Property investing and developing is fun but we are all in it for one thing right? Yes, money.

Yet is still surprises me how many people we speak to who haven’t worked out their gross yield, net yield and total Return On Investment.

Not all property deals are a good investment and many people have got away with buying turkeys because the market has been kind.

But the market isn’t always kind.

So it pays to know what a property deal is worth to you.

So here’s our quick guide to working out your gross yield, net yield and ROI.

Calculating Gross Yield

Gross yield is the total annual income that your property will make you divided by its purchase price.

This is good place to start to quickly work out if a property deal deserves a closer look.

It’s also handy for quickly comparing with other deals.

However because it doesn’t take costs into account it isn’t a good idea to base your business plan or decisions on this figure.

Here’s a quick example or working out gross yield.

Imagine we can get £600 a month rent on a house that is for sale at £150,000.

Total annual rent = £600 x 12 = £7,200
Purchase Price = £150,000
Gross Yield = 7,200 divided by 150,000 x 100 = 4.8%

Calculating Net Yield

Net yield gives a better idea of the true return a property can give us because it takes costs into account.

  • Costs can include:
  • Finance repayments
  • Maintenance
  • Management Fees
  • Allowance for empty periods
  • And so on..

So this time we work out our annual income minus the costs to get more accurate yield.

Using the example above

Imagine we can get £600 a month rent on a house that is for sale at £150,000 and the annual costs are £2000

Total annual rent = £600 x 12 = £7,200
Income minus costs = £7,200 – £2,000 = £5,200
Purchase Price = £150,000
Net Yield = 5,200 divided by 150,000 x 100 = 3.5%

Calculating return on investment (ROI)

Of course these figures only matter if you are putting 100% cash into your purchase.

More often than not you will be using a mortgage or some other form of finance.

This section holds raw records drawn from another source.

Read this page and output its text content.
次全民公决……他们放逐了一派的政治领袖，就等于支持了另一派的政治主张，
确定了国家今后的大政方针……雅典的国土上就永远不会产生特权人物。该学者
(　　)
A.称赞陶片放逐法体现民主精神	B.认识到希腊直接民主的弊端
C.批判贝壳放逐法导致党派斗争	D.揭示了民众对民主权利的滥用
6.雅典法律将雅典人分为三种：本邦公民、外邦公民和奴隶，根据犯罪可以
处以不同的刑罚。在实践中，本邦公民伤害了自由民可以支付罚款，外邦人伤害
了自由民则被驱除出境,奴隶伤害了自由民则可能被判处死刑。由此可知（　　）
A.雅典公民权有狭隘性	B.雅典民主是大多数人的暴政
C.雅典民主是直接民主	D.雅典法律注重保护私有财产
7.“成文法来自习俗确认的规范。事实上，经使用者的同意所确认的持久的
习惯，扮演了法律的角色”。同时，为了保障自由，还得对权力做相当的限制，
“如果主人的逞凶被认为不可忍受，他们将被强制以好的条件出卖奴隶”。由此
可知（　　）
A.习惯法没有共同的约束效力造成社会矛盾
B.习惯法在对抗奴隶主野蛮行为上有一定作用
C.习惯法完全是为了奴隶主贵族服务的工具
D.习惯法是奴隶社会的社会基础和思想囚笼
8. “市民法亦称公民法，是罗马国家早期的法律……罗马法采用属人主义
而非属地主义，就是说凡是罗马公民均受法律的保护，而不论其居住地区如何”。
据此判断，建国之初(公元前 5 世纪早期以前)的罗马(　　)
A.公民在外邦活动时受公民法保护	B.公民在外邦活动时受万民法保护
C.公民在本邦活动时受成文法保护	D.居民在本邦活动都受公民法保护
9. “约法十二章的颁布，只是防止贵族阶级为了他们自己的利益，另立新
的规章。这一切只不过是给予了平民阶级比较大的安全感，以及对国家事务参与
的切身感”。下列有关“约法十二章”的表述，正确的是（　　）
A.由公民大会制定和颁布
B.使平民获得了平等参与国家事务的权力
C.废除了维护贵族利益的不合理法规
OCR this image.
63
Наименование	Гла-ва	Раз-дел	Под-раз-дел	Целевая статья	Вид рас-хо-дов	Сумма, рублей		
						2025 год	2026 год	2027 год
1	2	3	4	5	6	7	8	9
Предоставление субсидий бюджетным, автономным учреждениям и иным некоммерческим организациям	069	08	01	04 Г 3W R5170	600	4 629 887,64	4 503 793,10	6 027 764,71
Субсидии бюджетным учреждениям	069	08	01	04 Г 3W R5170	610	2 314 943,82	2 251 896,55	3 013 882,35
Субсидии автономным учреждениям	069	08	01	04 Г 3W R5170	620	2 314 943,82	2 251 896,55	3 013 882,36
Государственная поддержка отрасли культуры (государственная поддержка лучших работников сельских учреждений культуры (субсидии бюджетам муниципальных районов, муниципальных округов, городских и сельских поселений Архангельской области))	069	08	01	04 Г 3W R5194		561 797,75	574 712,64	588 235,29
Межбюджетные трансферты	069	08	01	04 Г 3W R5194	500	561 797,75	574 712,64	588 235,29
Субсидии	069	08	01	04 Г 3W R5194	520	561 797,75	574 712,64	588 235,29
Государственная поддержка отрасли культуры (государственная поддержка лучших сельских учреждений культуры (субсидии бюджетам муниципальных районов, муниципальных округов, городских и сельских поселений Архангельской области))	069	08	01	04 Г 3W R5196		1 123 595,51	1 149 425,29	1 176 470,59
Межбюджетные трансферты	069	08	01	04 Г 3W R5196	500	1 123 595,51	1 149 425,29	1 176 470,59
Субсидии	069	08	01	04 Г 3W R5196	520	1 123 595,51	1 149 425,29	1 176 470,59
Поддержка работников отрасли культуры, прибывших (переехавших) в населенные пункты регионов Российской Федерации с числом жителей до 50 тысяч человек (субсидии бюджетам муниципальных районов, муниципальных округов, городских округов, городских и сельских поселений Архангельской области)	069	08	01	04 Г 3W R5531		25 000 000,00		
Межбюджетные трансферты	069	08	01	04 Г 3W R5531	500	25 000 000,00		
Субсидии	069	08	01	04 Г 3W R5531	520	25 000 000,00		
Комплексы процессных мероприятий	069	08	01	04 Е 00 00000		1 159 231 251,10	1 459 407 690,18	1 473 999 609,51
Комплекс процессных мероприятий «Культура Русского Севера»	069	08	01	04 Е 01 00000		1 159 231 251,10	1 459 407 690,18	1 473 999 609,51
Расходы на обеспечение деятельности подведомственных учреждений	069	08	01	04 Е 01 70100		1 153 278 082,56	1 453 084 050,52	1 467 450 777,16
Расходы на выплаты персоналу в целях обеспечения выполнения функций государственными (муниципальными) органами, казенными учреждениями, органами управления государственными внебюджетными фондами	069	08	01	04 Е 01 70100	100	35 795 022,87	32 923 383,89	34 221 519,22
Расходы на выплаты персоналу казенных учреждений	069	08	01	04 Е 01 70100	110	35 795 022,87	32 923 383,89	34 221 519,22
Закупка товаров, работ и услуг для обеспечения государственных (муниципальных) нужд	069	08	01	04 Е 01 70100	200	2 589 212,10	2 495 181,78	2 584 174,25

This is where ROI comes in.

To work out ROI we take our annual profit after costs and divide it by the amount of actual cash you put in.

So here we go again:-

Annual income (rent) = £7,200
Annual costs = £2,000
Annual Profit = £5,200
Purchase Price = £150,000
Mortgage (75%) = £112,500
Cash invested (25% deposit) = £37,500

To work out ROI we divide £5,200 by £37,500 x 100 = 13.7% ROI

ROI is the most useful figure and the one you should concentrate on when putting together a cost plan for any property purchase.